Archdiocese to pay $210 million to abuse survivors

Cathedral of St Paul, Minnesota (Wikimedia Commons)

The Archdiocese of St Paul and Minneapolis has offered $210 million to survivors of clergy sexual abuse in order to draw itself out of bankruptcy. This is the largest settlement ever in a bankruptcy case involving sexual misconduct of the clergy.

After subtracting administrative expenses, the $210 million will go towards survivor compensation and will be available upon approval of the judge presiding over the case.  

“Today is a great day for us and all survivors,” abuse survivor Jamie Heutmaker said in an article by the Catholic News Service. “There’s still work to be done, but we’ve obviously done some really good work here, which I’m really proud of.”

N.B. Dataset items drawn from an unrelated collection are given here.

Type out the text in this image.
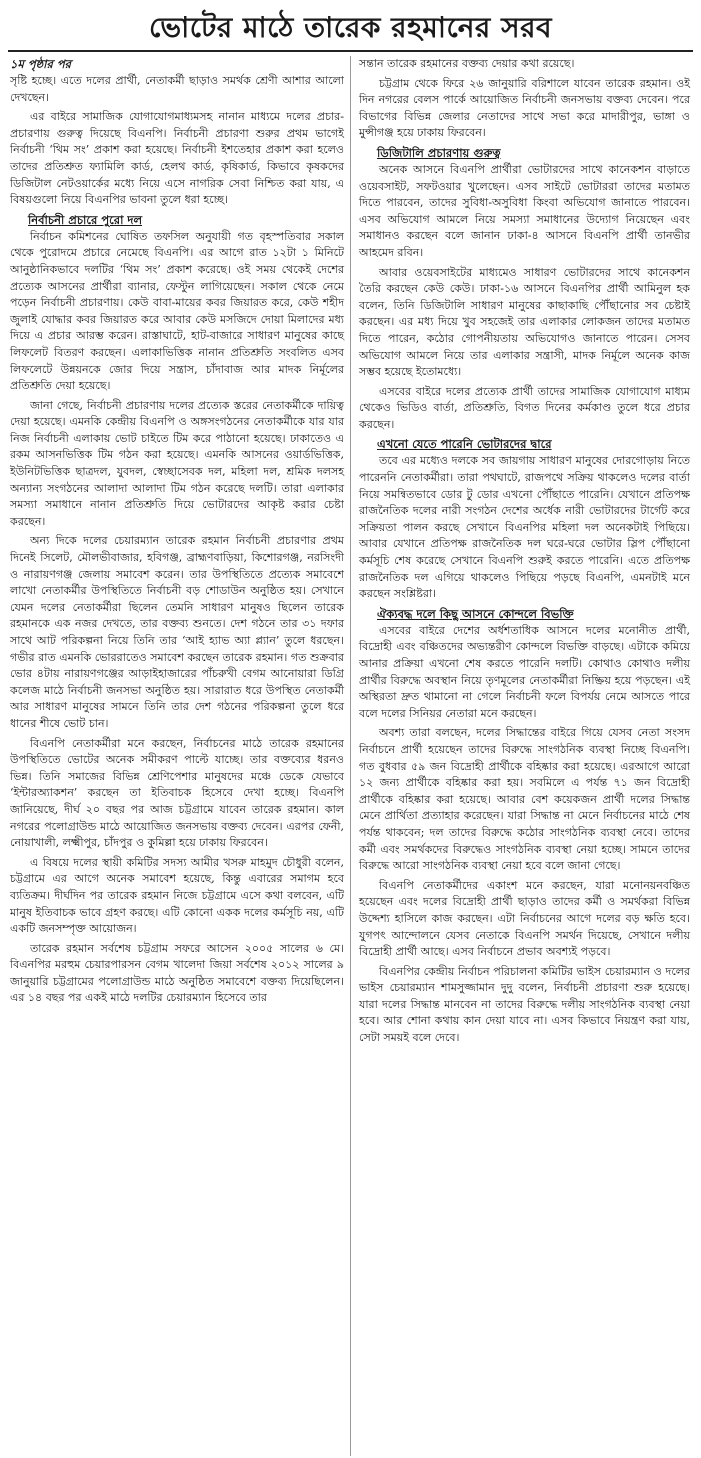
ভোটের মাঠে তারেক রহমানের সরব
১ম পৃষ্ঠার পর

সৃষ্টি হচ্ছে। এতে দলের প্রার্থী, নেতাকর্মী ছাড়াও সমর্থক শ্রেণী আশার আলো দেখছেন।

এর বাইরে সামাজিক যোগাযোগমাধ্যমসহ নানান মাধ্যমে দলের প্রচার-প্রচারণায় গুরুত্ব দিয়েছে বিএনপি। নির্বাচনী প্রচারণা শুরুর প্রথম ভাগেই নির্বাচনী ‘থিম সং’ প্রকাশ করা হয়েছে। নির্বাচনী ইশতেহার প্রকাশ করা হলেও তাদের প্রতিশ্রুত ফ্যামিলি কার্ড, হেলথ কার্ড, কৃষিকার্ড, কিভাবে কৃষকদের ডিজিটাল নেটওয়ার্কের মধ্যে নিয়ে এসে নাগরিক সেবা নিশ্চিত করা যায়, এ বিষয়গুলো নিয়ে বিএনপির ভাবনা তুলে ধরা হচ্ছে।

নির্বাচনী প্রচারে পুরো দল

নির্বাচন কমিশনের ঘোষিত তফসিল অনুযায়ী গত বৃহস্পতিবার সকাল থেকে পুরোদমে প্রচারে নেমেছে বিএনপি। এর আগে রাত ১২টা ১ মিনিটে আনুষ্ঠানিকভাবে দলটির ‘থিম সং’ প্রকাশ করেছে। ওই সময় থেকেই দেশের প্রত্যেক আসনের প্রার্থীরা ব্যানার, ফেস্টুন লাগিয়েছেন। সকাল থেকে নেমে পড়েন নির্বাচনী প্রচারণায়। কেউ বাবা-মায়ের কবর জিয়ারত করে, কেউ শহীদ জুলাই যোদ্ধার কবর জিয়ারত করে আবার কেউ মসজিদে দোয়া মিলাদের মধ্য দিয়ে এ প্রচার আরম্ভ করেন। রাস্তাঘাটে, হাট-বাজারে সাধারণ মানুষের কাছে লিফলেট বিতরণ করছেন। এলাকাভিত্তিক নানান প্রতিশ্রুতি সংবলিত এসব লিফলেটে উন্নয়নকে জোর দিয়ে সন্ত্রাস, চাঁদাবাজ আর মাদক নির্মূলের প্রতিশ্রুতি দেয়া হয়েছে।

জানা গেছে, নির্বাচনী প্রচারণায় দলের প্রত্যেক স্তরের নেতাকর্মীকে দায়িত্ব দেয়া হয়েছে। এমনকি কেন্দ্রীয় বিএনপি ও অঙ্গসংগঠনের নেতাকর্মীকে যার যার নিজ নির্বাচনী এলাকায় ভোট চাইতে টিম করে পাঠানো হয়েছে। ঢাকাতেও এ রকম আসনভিত্তিক টিম গঠন করা হয়েছে। এমনকি আসনের ওয়ার্ডভিত্তিক, ইউনিটভিত্তিক ছাত্রদল, যুবদল, স্বেচ্ছাসেবক দল, মহিলা দল, শ্রমিক দলসহ অন্যান্য সংগঠনের আলাদা আলাদা টিম গঠন করেছে দলটি। তারা এলাকার সমস্যা সমাধানে নানান প্রতিশ্রুতি দিয়ে ভোটারদের আকৃষ্ট করার চেষ্টা করছেন।

অন্য দিকে দলের চেয়ারম্যান তারেক রহমান নির্বাচনী প্রচারণার প্রথম দিনেই সিলেট, মৌলভীবাজার, হবিগঞ্জ, ব্রাহ্মণবাড়িয়া, কিশোরগঞ্জ, নরসিংদী ও নারায়ণগঞ্জ জেলায় সমাবেশ করেন। তার উপস্থিতিতে প্রত্যেক সমাবেশে লাখো নেতাকর্মীর উপস্থিতিতে নির্বাচনী বড় শোডাউন অনুষ্ঠিত হয়। সেখানে যেমন দলের নেতাকর্মীরা ছিলেন তেমনি সাধারণ মানুষও ছিলেন তারেক রহমানকে এক নজর দেখতে, তার বক্তব্য শুনতে। দেশ গঠনে তার ৩১ দফার সাথে আট পরিকল্পনা নিয়ে তিনি তার ‘আই হ্যাভ অ্যা প্ল্যান’ তুলে ধরছেন। গভীর রাত এমনকি ভোররাতেও সমাবেশ করছেন তারেক রহমান। গত শুক্রবার ভোর ৪টায় নারায়ণগঞ্জের আড়াইহাজারের পাঁচরুখী বেগম আনোয়ারা ডিগ্রি কলেজ মাঠে নির্বাচনী জনসভা অনুষ্ঠিত হয়। সারারাত ধরে উপস্থিত নেতাকর্মী আর সাধারণ মানুষের সামনে তিনি তার দেশ গঠনের পরিকল্পনা তুলে ধরে ধানের শীষে ভোট চান।

বিএনপি নেতাকর্মীরা মনে করছেন, নির্বাচনের মাঠে তারেক রহমানের উপস্থিতিতে ভোটের অনেক সমীকরণ পাল্টে যাচ্ছে। তার বক্তব্যের ধরনও ভিন্ন। তিনি সমাজের বিভিন্ন শ্রেণিপেশার মানুষদের মঞ্চে ডেকে যেভাবে ‘ইন্টারঅ্যাকশন’ করছেন তা ইতিবাচক হিসেবে দেখা হচ্ছে। বিএনপি জানিয়েছে, দীর্ঘ ২০ বছর পর আজ চট্টগ্রামে যাবেন তারেক রহমান। কাল নগরের পলোগ্রাউন্ড মাঠে আয়োজিত জনসভায় বক্তব্য দেবেন। এরপর ফেনী, নোয়াখালী, লক্ষ্মীপুর, চাঁদপুর ও কুমিল্লা হয়ে ঢাকায় ফিরবেন।

এ বিষয়ে দলের স্থায়ী কমিটির সদস্য আমীর খসরু মাহমুদ চৌধুরী বলেন, চট্টগ্রামে এর আগে অনেক সমাবেশ হয়েছে, কিন্তু এবারের সমাগম হবে ব্যতিক্রম। দীর্ঘদিন পর তারেক রহমান নিজে চট্টগ্রামে এসে কথা বলবেন, এটি মানুষ ইতিবাচক ভাবে গ্রহণ করছে। এটি কোনো একক দলের কর্মসূচি নয়, এটি একটি জনসম্পৃক্ত আয়োজন।

তারেক রহমান সর্বশেষ চট্টগ্রাম সফরে আসেন ২০০৫ সালের ৬ মে। বিএনপির মরহুম চেয়ারপারসন বেগম খালেদা জিয়া সর্বশেষ ২০১২ সালের ৯ জানুয়ারি চট্টগ্রামের পলোগ্রাউন্ড মাঠে অনুষ্ঠিত সমাবেশে বক্তব্য দিয়েছিলেন। এর ১৪ বছর পর একই মাঠে দলটির চেয়ারম্যান হিসেবে তার

সন্তান তারেক রহমানের বক্তব্য দেয়ার কথা রয়েছে।

চট্টগ্রাম থেকে ফিরে ২৬ জানুয়ারি বরিশালে যাবেন তারেক রহমান। ওই দিন নগরের বেলস পার্কে আয়োজিত নির্বাচনী জনসভায় বক্তব্য দেবেন। পরে বিভাগের বিভিন্ন জেলার নেতাদের সাথে সভা করে মাদারীপুর, ভাঙ্গা ও মুন্সীগঞ্জ হয়ে ঢাকায় ফিরবেন।

ডিজিটালি প্রচারণায় গুরুত্ব

অনেক আসনে বিএনপি প্রার্থীরা ভোটারদের সাথে কানেকশন বাড়াতে ওয়েবসাইট, সফটওয়ার খুলেছেন। এসব সাইটে ভোটাররা তাদের মতামত দিতে পারবেন, তাদের সুবিধা-অসুবিধা কিংবা অভিযোগ জানাতে পারবেন। এসব অভিযোগ আমলে নিয়ে সমস্যা সমাধানের উদ্যোগ নিয়েছেন এবং সমাধানও করছেন বলে জানান ঢাকা-৪ আসনে বিএনপি প্রার্থী তানভীর আহমেদ রবিন।

আবার ওয়েবসাইটের মাধ্যমেও সাধারণ ভোটারদের সাথে কানেকশন তৈরি করছেন কেউ কেউ। ঢাকা-১৬ আসনে বিএনপির প্রার্থী আমিনুল হক বলেন, তিনি ডিজিটালি সাধারণ মানুষের কাছাকাছি পৌঁছানোর সব চেষ্টাই করছেন। এর মধ্য দিয়ে খুব সহজেই তার এলাকার লোকজন তাদের মতামত দিতে পারেন, কঠোর গোপনীয়তায় অভিযোগও জানাতে পারেন। সেসব অভিযোগ আমলে নিয়ে তার এলাকার সন্ত্রাসী, মাদক নির্মূলে অনেক কাজ সম্ভব হয়েছে ইতোমধ্যে।

এসবের বাইরে দলের প্রত্যেক প্রার্থী তাদের সামাজিক যোগাযোগ মাধ্যম থেকেও ভিডিও বার্তা, প্রতিশ্রুতি, বিগত দিনের কর্মকাণ্ড তুলে ধরে প্রচার করছেন।

এখনো যেতে পারেনি ভোটারদের দ্বারে

তবে এর মধ্যেও দলকে সব জায়গায় সাধারণ মানুষের দোরগোড়ায় নিতে পারেননি নেতাকর্মীরা। তারা পথঘাটে, রাজপথে সক্রিয় থাকলেও দলের বার্তা নিয়ে সমন্বিতভাবে ডোর টু ডোর এখনো পৌঁছাতে পারেনি। যেখানে প্রতিপক্ষ রাজনৈতিক দলের নারী সংগঠন দেশের অর্ধেক নারী ভোটারদের টার্গেট করে সক্রিয়তা পালন করছে সেখানে বিএনপির মহিলা দল অনেকটাই পিছিয়ে। আবার যেখানে প্রতিপক্ষ রাজনৈতিক দল ঘরে-ঘরে ভোটার স্লিপ পৌঁছানো কর্মসূচি শেষ করেছে সেখানে বিএনপি শুরুই করতে পারেনি। এতে প্রতিপক্ষ রাজনৈতিক দল এগিয়ে থাকলেও পিছিয়ে পড়ছে বিএনপি, এমনটাই মনে করছেন সংশ্লিষ্টরা।

ঐক্যবদ্ধ দলে কিছু আসনে কোন্দলে বিভক্তি

এসবের বাইরে দেশের অর্ধশতাধিক আসনে দলের মনোনীত প্রার্থী, বিদ্রোহী এবং বঞ্চিতদের অভ্যন্তরীণ কোন্দলে বিভক্তি বাড়ছে। এটাকে কমিয়ে আনার প্রক্রিয়া এখনো শেষ করতে পারেনি দলটি। কোথাও কোথাও দলীয় প্রার্থীর বিরুদ্ধে অবস্থান নিয়ে তৃণমূলের নেতাকর্মীরা নিষ্ক্রিয় হয়ে পড়ছেন। এই অস্থিরতা দ্রুত থামানো না গেলে নির্বাচনী ফলে বিপর্যয় নেমে আসতে পারে বলে দলের সিনিয়র নেতারা মনে করছেন।

অবশ্য তারা বলছেন, দলের সিদ্ধান্তের বাইরে গিয়ে যেসব নেতা সংসদ নির্বাচনে প্রার্থী হয়েছেন তাদের বিরুদ্ধে সাংগঠনিক ব্যবস্থা নিচ্ছে বিএনপি। গত বুধবার ৫৯ জন বিদ্রোহী প্রার্থীকে বহিষ্কার করা হয়েছে। এরআগে আরো ১২ জন্য প্রার্থীকে বহিষ্কার করা হয়। সবমিলে এ পর্যন্ত ৭১ জন বিদ্রোহী প্রার্থীকে বহিষ্কার করা হয়েছে। আবার বেশ কয়েকজন প্রার্থী দলের সিদ্ধান্ত মেনে প্রার্থিতা প্রত্যাহার করেছেন। যারা সিদ্ধান্ত না মেনে নির্বাচনের মাঠে শেষ পর্যন্ত থাকবেন; দল তাদের বিরুদ্ধে কঠোর সাংগঠনিক ব্যবস্থা নেবে। তাদের কর্মী এবং সমর্থকদের বিরুদ্ধেও সাংগঠনিক ব্যবস্থা নেয়া হচ্ছে। সামনে তাদের বিরুদ্ধে আরো সাংগঠনিক ব্যবস্থা নেয়া হবে বলে জানা গেছে।

বিএনপি নেতাকর্মীদের একাংশ মনে করছেন, যারা মনোনয়নবঞ্চিত হয়েছেন এবং দলের বিদ্রোহী প্রার্থী ছাড়াও তাদের কর্মী ও সমর্থকরা বিভিন্ন উদ্দেশ্য হাসিলে কাজ করছেন। এটা নির্বাচনের আগে দলের বড় ক্ষতি হবে। যুগপৎ আন্দোলনে যেসব নেতাকে বিএনপি সমর্থন দিয়েছে, সেখানে দলীয় বিদ্রোহী প্রার্থী আছে। এসব নির্বাচনে প্রভাব অবশ্যই পড়বে।

বিএনপির কেন্দ্রীয় নির্বাচন পরিচালনা কমিটির ভাইস চেয়ারম্যান ও দলের ভাইস চেয়ারম্যান শামসুজ্জামান দুদু বলেন, নির্বাচনী প্রচারণা শুরু হয়েছে। যারা দলের সিদ্ধান্ত মানবেন না তাদের বিরুদ্ধে দলীয় সাংগঠনিক ব্যবস্থা নেয়া হবে। আর শোনা কথায় কান দেয়া যাবে না। এসব কিভাবে নিয়ন্ত্রণ করা যায়, সেটা সময়ই বলে দেবে।
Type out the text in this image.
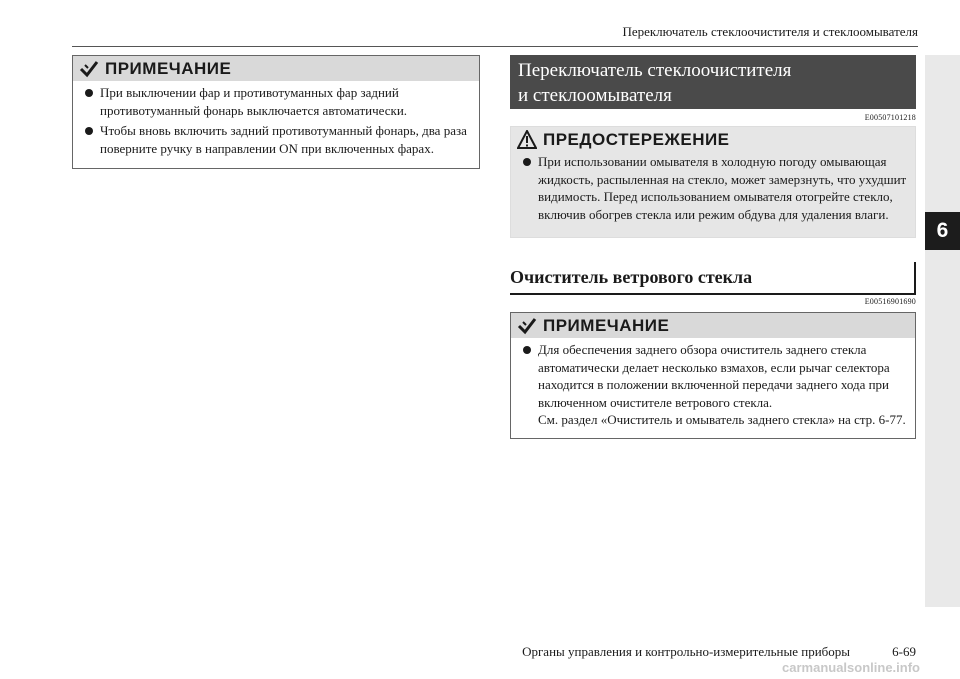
Переключатель стеклоочистителя и стеклоомывателя
6
ПРИМЕЧАНИЕ
При выключении фар и противотуманных фар задний противотуманный фонарь выключается автоматически.
Чтобы вновь включить задний противотуманный фонарь, два раза поверните ручку в направлении ON при включенных фарах.
Переключатель стеклоочистителя
и стеклоомывателя
E00507101218
ПРЕДОСТЕРЕЖЕНИЕ
При использовании омывателя в холодную погоду омывающая жидкость, распыленная на стекло, может замерзнуть, что ухудшит видимость. Перед использованием омывателя отогрейте стекло, включив обогрев стекла или режим обдува для удаления влаги.
Очиститель ветрового стекла
E00516901690
ПРИМЕЧАНИЕ

Для обеспечения заднего обзора очиститель заднего стекла автоматически делает несколько взмахов, если рычаг селектора находится в положении включенной передачи заднего хода при включенном очистителе ветрового стекла.

См. раздел «Очиститель и омыватель заднего стекла» на стр. 6-77.

Органы управления и контрольно-измерительные приборы	6-69
carmanualsonline.info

The archdiocese filed for bankruptcy in January 2015 amidst sexual assault allegations that have arisen over the past few decades. The church offered the settlement to end the expense of the trial, stating that their money would be better used towards spreading the gospel. They hope that as a result of the settlement the bankruptcy can be resolved in a few months.

The parishes will also receive a channelling injunction, prohibiting further litigation against them on this matter.

“Without [survivors’] courage and persistence, today could not be possible…” Archbishop Bernard A. Hebda said. “I recognize that the abuse stole so much from you — your childhood, your innocence, your safety, your ability to trust, and in many cases, your faith. Relationships with family and friends, relationships in your parishes and communities were harmed. Lives were forever changed. The church let you down, and I’m very sorry.”